Reasons for the Decision
1. The appeal meets the requirements of Rule 65(1) EPC and is therefore admissible.
2. Main request
2.1 The Board concurs with the parties and the decision under appeal in that the subject-matter of claim 1 is new and that document D4 is to be considered as closest prior art for the assessment of inventive step. It has not been disputed by the parties that this document discloses a method for combusting liquid fuel according to the preamble of claim 1 as granted by providing:
a liquid (see column 3, line 52) fuel stream 3 (feature a) of claim 1),
a small amount of stabilising oxidant (see column 4, lines 13 to 18) forming a primary oxidant stream of substoichiometric amount in the form of an annular stream to surround at least a portion of the length of the liquid fuel stream (feature b) of claim 1),
a secondary oxidant stream 2 injected at a velocity sufficient to establish an ambient gas circulation pattern (see column 3, lines 10 to 26) so as to entrain a large volume of ambient gas within said at least one secondary oxidant stream to form a diluted stream (as defined by feature d) of claim 1).
2.2 The claimed method thus differs from prior art D4 by the characterising features:
in step (a) said at least one liquid fuel stream is provided in the form of a spreading spray having an outer periphery angle of less than 15°, measured from the axis of said at least one liquid fuel stream; and
in step (b) said primary oxidant stream is injected at a velocity of less than about 61 m/s (200 feet per second).
These two distinguishing features actually provide two different technical effects and thus define two separate objective technical problems.
2.2.1 The low value of the spray angle enables the application of the combustion method to a non-water cooled burner. In non-water cooled burners the burner nozzle is generally located in a refractory port provided in a furnace wall and its tip is recessed from the opening of said port in the surface of the wall so as to reduce the burner tip temperature without having to utilise water-cooling. Due to the narrow fuel spray in combination with such a non-water cooled arrangement one can avoid soot deposition in the port and prevent other damage to the burner and especially to the wall of the recess (see patent page 2, lines 26-28 and page 6, lines 9-11).
The Respondent referred to a second technical effect obtainable by the narrow fuel spray, as mentioned in the patent, page 4, lines 8-10, in the sense that the narrow spray is said to enhance the effective and efficient combustion of the liquid fuel with reduced generation of nitrogen oxides. In the Board's view there is no general knowledge or shared understanding in the field that a reduction of NOx generation can be achieved purely by narrowing the fuel spray, neither does the patent contain any explanation of this alleged effect. No additional information related to that effect was delivered by the Respondent during the procedure. The Board therefore does not consider this second effect as being directly linked to or achieved by the feature defining a narrow fuel spray.
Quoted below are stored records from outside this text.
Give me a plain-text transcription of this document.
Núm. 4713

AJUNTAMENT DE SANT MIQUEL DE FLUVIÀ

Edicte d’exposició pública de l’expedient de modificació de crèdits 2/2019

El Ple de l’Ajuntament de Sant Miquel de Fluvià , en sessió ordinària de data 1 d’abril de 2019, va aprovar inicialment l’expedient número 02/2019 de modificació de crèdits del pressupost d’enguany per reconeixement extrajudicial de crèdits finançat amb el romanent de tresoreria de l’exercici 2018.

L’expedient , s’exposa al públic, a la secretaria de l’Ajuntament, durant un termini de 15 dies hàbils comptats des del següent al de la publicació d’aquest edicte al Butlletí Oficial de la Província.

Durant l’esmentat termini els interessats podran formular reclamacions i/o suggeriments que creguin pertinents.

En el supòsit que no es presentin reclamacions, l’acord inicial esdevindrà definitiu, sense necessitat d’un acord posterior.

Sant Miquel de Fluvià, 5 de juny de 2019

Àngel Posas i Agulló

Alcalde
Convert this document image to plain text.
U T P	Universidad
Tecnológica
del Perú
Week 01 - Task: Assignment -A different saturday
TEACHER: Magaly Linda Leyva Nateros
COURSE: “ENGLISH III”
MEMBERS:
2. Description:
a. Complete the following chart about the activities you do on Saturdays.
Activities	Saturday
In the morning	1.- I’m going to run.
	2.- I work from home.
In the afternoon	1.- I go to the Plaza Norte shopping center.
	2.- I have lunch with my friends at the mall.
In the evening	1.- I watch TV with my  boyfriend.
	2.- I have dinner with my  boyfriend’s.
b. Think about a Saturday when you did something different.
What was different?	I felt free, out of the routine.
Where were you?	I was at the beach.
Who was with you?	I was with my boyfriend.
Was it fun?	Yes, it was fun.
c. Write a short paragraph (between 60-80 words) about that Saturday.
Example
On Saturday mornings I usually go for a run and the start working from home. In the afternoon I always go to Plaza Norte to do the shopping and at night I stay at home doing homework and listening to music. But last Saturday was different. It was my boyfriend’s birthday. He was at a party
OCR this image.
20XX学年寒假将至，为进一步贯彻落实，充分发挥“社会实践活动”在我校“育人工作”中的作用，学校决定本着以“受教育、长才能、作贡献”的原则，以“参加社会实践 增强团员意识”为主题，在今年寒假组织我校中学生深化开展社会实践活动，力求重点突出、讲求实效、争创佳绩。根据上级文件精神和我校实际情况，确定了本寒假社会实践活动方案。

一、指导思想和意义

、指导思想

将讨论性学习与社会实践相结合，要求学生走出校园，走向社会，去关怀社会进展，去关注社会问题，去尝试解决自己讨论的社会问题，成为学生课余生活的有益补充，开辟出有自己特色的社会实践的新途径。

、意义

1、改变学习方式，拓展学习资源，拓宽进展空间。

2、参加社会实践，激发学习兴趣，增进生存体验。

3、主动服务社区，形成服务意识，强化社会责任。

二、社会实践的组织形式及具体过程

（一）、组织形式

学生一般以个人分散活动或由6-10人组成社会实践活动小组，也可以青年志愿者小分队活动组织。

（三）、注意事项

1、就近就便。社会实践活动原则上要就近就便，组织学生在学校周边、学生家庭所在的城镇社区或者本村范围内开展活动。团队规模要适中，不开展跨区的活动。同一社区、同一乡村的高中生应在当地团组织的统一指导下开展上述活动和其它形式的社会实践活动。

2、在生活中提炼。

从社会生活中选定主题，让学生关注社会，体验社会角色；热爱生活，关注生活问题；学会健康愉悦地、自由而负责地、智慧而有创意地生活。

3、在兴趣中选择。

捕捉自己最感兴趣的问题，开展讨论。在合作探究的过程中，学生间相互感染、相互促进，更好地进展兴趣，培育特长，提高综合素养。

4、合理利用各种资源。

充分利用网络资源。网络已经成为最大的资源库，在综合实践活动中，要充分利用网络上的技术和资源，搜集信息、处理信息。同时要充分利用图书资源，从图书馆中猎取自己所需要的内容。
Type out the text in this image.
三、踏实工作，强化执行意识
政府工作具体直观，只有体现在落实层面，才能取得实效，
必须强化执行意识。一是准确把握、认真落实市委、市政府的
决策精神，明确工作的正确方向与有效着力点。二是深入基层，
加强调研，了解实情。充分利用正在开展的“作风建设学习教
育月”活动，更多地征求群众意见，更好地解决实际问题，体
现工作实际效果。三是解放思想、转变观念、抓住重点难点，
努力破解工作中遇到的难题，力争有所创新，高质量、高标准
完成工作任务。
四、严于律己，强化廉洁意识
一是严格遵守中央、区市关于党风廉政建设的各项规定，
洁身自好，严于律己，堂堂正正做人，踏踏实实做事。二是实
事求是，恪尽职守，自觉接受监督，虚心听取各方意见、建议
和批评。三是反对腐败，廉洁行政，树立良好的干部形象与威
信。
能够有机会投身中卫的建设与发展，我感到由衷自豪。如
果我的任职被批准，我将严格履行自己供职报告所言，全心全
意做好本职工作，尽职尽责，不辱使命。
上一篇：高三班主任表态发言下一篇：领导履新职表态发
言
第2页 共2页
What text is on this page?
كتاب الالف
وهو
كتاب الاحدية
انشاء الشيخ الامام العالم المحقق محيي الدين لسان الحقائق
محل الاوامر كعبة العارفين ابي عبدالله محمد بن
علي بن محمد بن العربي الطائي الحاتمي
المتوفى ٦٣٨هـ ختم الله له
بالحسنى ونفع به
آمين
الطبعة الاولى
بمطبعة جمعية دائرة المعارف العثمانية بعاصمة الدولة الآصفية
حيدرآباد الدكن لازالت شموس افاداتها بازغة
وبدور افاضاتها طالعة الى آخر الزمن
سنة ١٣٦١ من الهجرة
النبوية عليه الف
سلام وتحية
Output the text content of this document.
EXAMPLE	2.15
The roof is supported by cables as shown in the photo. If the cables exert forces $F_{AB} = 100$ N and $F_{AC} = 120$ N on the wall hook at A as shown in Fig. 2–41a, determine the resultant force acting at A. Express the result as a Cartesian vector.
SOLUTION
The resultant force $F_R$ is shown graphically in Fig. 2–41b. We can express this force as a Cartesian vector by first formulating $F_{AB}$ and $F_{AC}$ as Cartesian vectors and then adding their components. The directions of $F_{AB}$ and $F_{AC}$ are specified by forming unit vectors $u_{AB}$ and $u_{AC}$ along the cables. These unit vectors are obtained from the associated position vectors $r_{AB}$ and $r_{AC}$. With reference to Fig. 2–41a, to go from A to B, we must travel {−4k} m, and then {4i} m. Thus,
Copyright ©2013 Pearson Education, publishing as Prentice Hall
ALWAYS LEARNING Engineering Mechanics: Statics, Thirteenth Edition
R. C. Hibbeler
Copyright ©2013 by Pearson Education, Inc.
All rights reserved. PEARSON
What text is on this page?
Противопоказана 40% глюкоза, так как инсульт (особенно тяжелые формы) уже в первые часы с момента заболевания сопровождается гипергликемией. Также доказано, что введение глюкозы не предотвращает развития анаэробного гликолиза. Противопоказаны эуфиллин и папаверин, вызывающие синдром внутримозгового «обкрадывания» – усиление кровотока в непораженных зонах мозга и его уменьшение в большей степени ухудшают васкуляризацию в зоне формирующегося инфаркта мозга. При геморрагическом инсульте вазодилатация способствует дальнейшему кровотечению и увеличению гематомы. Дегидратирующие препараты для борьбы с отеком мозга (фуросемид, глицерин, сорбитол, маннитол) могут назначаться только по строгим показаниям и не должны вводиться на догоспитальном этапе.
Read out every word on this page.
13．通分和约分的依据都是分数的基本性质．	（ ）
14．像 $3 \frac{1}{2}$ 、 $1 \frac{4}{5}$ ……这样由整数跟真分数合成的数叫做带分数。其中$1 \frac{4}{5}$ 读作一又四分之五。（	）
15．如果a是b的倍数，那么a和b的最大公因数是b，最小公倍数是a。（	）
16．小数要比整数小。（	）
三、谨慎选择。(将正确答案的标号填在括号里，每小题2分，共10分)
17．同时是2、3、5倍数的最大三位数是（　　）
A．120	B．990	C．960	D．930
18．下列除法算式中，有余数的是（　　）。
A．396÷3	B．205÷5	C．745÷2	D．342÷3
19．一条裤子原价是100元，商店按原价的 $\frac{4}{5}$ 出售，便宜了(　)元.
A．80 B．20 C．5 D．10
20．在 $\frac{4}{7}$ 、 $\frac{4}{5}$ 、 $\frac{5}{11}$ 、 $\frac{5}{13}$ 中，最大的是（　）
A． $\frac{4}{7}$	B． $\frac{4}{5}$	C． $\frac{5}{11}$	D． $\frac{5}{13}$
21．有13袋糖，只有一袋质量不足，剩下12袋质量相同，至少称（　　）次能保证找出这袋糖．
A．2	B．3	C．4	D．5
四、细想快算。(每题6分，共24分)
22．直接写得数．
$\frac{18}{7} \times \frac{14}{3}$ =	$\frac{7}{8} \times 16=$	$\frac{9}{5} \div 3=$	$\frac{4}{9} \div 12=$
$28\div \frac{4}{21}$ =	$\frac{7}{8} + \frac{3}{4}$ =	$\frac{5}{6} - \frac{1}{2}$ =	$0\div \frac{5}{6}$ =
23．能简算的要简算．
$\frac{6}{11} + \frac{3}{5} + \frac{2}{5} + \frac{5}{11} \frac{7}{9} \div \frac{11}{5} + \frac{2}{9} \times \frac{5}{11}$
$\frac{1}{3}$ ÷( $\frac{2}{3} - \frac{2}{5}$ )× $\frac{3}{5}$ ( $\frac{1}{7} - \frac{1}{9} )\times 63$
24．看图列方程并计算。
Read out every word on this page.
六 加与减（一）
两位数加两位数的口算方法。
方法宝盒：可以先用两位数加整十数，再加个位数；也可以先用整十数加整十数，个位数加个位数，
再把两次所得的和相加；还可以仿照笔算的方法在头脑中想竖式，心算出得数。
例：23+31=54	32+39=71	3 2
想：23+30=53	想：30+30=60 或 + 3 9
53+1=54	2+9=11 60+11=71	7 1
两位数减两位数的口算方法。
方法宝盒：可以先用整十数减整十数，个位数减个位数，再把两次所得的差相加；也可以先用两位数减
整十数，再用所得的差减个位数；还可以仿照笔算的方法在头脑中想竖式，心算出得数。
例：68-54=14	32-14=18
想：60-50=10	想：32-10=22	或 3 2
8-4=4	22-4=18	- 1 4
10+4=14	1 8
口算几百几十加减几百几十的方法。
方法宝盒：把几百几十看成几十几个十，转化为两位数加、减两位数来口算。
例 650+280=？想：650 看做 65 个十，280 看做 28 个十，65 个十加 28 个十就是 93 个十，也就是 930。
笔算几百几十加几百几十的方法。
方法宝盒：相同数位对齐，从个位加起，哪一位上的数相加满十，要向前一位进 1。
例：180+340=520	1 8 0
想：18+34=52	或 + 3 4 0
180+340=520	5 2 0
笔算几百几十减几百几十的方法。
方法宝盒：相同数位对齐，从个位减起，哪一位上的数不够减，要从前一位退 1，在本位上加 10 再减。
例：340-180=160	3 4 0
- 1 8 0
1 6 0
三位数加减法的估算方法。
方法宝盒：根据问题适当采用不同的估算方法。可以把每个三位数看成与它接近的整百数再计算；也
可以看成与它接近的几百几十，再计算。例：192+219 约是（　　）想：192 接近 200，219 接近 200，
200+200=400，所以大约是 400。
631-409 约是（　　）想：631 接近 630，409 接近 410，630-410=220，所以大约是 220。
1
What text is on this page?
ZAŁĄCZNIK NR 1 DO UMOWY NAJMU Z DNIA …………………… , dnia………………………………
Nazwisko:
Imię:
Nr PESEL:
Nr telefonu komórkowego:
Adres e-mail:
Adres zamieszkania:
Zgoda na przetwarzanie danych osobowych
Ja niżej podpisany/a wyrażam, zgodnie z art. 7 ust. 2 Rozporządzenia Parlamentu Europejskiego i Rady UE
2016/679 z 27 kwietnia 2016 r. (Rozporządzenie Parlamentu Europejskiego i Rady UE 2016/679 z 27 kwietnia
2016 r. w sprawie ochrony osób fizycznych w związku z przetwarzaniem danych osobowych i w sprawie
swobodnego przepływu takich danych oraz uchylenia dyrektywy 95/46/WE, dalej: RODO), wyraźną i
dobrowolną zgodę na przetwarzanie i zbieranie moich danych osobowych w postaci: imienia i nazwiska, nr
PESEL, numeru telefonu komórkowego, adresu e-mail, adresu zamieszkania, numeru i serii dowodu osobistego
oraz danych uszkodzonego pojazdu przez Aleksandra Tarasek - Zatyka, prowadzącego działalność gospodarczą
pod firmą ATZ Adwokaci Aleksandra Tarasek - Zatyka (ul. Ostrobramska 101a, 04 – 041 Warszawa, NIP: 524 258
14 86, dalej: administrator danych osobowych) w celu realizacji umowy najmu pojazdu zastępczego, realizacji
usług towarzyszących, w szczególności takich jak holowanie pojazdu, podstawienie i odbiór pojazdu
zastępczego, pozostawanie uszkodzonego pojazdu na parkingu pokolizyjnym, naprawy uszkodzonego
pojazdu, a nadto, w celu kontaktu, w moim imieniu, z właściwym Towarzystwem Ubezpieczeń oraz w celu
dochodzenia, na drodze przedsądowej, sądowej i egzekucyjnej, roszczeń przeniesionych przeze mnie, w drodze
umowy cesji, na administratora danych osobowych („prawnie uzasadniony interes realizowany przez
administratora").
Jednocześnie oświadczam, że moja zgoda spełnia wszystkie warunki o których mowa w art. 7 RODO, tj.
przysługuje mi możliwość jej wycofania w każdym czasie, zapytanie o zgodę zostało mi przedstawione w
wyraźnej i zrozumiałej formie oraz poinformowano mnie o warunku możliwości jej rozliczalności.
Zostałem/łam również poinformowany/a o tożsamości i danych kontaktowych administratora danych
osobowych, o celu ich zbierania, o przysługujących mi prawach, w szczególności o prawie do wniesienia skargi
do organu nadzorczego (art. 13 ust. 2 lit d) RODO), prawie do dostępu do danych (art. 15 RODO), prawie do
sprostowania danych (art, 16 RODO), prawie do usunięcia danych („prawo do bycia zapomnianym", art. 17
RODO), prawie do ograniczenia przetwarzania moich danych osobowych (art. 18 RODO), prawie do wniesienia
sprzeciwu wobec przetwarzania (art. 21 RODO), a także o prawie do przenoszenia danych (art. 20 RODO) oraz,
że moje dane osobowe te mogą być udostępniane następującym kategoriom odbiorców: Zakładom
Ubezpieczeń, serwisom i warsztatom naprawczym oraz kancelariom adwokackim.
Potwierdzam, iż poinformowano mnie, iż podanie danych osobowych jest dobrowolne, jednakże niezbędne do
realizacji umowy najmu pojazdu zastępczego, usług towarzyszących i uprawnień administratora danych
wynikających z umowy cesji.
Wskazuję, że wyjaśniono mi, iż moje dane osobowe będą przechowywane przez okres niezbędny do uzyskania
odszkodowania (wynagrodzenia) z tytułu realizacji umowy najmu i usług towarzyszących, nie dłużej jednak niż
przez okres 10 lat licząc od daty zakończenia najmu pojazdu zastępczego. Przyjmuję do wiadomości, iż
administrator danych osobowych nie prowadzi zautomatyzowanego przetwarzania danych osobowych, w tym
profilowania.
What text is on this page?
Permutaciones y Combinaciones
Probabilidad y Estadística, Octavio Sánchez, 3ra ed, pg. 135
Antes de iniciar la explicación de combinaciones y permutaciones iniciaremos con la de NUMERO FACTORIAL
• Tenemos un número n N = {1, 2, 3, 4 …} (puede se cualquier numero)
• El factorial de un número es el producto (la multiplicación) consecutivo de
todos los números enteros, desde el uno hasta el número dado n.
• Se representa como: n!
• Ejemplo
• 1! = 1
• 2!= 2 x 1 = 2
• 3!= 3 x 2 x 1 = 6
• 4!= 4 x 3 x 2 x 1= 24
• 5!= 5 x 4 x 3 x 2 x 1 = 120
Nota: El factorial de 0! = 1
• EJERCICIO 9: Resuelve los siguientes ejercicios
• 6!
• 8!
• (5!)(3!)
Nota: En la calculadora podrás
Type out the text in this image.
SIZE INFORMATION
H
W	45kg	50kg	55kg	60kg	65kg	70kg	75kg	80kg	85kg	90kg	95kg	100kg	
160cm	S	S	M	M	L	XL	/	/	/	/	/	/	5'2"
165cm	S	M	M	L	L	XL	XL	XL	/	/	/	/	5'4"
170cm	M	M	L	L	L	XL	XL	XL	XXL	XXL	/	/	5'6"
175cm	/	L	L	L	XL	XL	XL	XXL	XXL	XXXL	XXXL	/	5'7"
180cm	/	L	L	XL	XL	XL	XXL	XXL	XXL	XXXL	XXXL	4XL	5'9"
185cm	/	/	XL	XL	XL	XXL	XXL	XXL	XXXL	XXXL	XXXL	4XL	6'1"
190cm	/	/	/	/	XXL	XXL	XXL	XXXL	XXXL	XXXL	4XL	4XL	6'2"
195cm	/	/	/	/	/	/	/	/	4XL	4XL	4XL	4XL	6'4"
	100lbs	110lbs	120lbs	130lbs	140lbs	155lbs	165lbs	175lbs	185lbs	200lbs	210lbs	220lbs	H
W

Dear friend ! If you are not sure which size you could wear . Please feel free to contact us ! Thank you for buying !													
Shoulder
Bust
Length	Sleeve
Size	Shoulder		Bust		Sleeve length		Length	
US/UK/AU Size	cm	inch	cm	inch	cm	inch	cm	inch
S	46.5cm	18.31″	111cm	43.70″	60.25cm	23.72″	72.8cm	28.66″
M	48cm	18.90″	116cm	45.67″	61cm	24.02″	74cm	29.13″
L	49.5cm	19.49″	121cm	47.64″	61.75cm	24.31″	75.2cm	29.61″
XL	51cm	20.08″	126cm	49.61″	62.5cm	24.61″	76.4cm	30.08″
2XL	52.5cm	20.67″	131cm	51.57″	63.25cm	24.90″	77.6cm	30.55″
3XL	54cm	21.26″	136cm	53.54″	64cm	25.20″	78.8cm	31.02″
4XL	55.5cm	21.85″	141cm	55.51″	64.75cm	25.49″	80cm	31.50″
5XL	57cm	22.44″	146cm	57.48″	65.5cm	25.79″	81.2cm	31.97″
The objective technical problem derivable from the first distinguishing feature (narrow fuel spray) would thus consist of adapting the method of D4 so as to enable the use of a non-water cooled burner.
2.2.2 The second distinguishing feature concerns the relatively low velocity of the primary flow of oxidant. As set forth in the patent (page 4, lines 19 to 22) the technical effect linked to this feature consists in promoting a stable flame at the tip of the burner and additionally, as a consequence, a reduction of NOx generation.
2.3 The Board arrives at the conclusion that the two distinguishing method-steps of claim 1 actually solve two separate technical problems without having a synergetic effect. The person skilled in the art will thus have to solve two different problems starting from the method known by D4.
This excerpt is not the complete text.